Objectives To identify trends in the incidence of ovarian and uterine carcinosarcoma.

Methods Data were obtained from the United States Cancer Statistics (USCS) Public Use Databases from 2001 to 2017. SEER*Stat 8.3.9, Joinpoint regression program, and Excel were used to calculate the incidence and trends. The age-adjusted incidence was calculated by WHO 2000 standard population.
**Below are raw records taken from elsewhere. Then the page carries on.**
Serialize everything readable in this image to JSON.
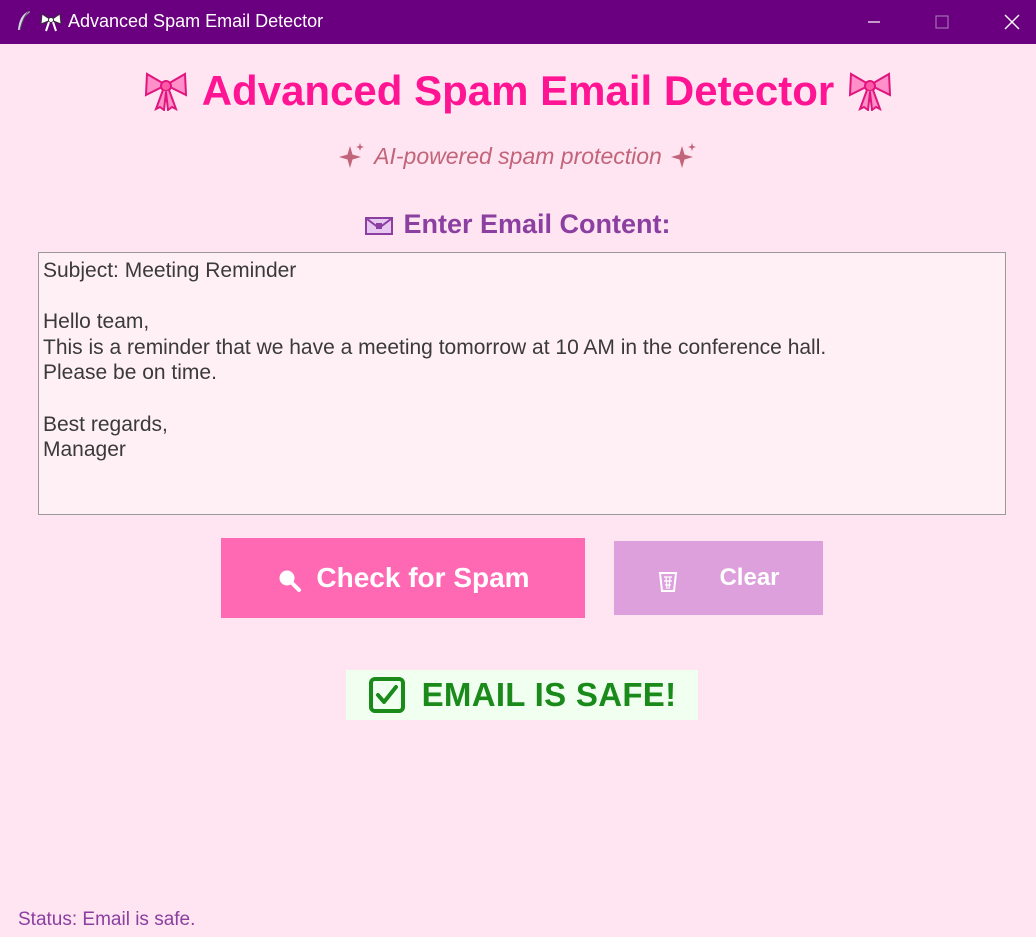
{
  "window": {
    "title": "Advanced Spam Email Detector",
    "icons": [
      "feather-icon",
      "bow-icon"
    ],
    "controls": [
      "minimize-icon",
      "maximize-icon",
      "close-icon"
    ]
  },
  "header": {
    "title": "Advanced Spam Email Detector",
    "subtitle": "AI-powered spam protection"
  },
  "input": {
    "label": "Enter Email Content:",
    "value": "Subject: Meeting Reminder\n\nHello team,\nThis is a reminder that we have a meeting tomorrow at 10 AM in the conference hall.\nPlease be on time.\n\nBest regards,\nManager"
  },
  "buttons": {
    "check_label": "Check for Spam",
    "clear_label": "Clear"
  },
  "result": {
    "text": "EMAIL IS SAFE!"
  },
  "status": {
    "text": "Status: Email is safe."
  },
  "colors": {
    "titlebar": "#6a0080",
    "background": "#ffe4f1",
    "heading": "#ff1493",
    "check_button": "#ff69b4",
    "clear_button": "#dda0dd",
    "safe_text": "#1a8a1a"
  }
}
Results In 2017, the incidence of ovarian and uterine carcinosarcoma was 0.25 and 1.03 per 100,000 women, respectively. of all carcinosarcomas, the incidence was highest in Blacks at 2.7 followed by 1.1 and 0.82 in Whites and Hispanics, respectively. Over the last 17 years, the annual incidence of carcinosarcoma has increased across all races, however for Black and Hispanic women that rate is increasing 2.5 times compared to Whites. More specifically, the percent increase was 3.7% per year for Blacks, 4% for Hispanics, and 1.5% for Whites. Black women in the 70–74 age group had the highest incidence of uterine carcinosarcoma at 21.6/100,000; while 60–64 year old Black women had the greatest percent increase of uterine carcinosarcoma at 3.3% per year.

Conclusions The incidence of ovarian and uterine carcinosarcoma is increasing across all races, but most notably for older Black women.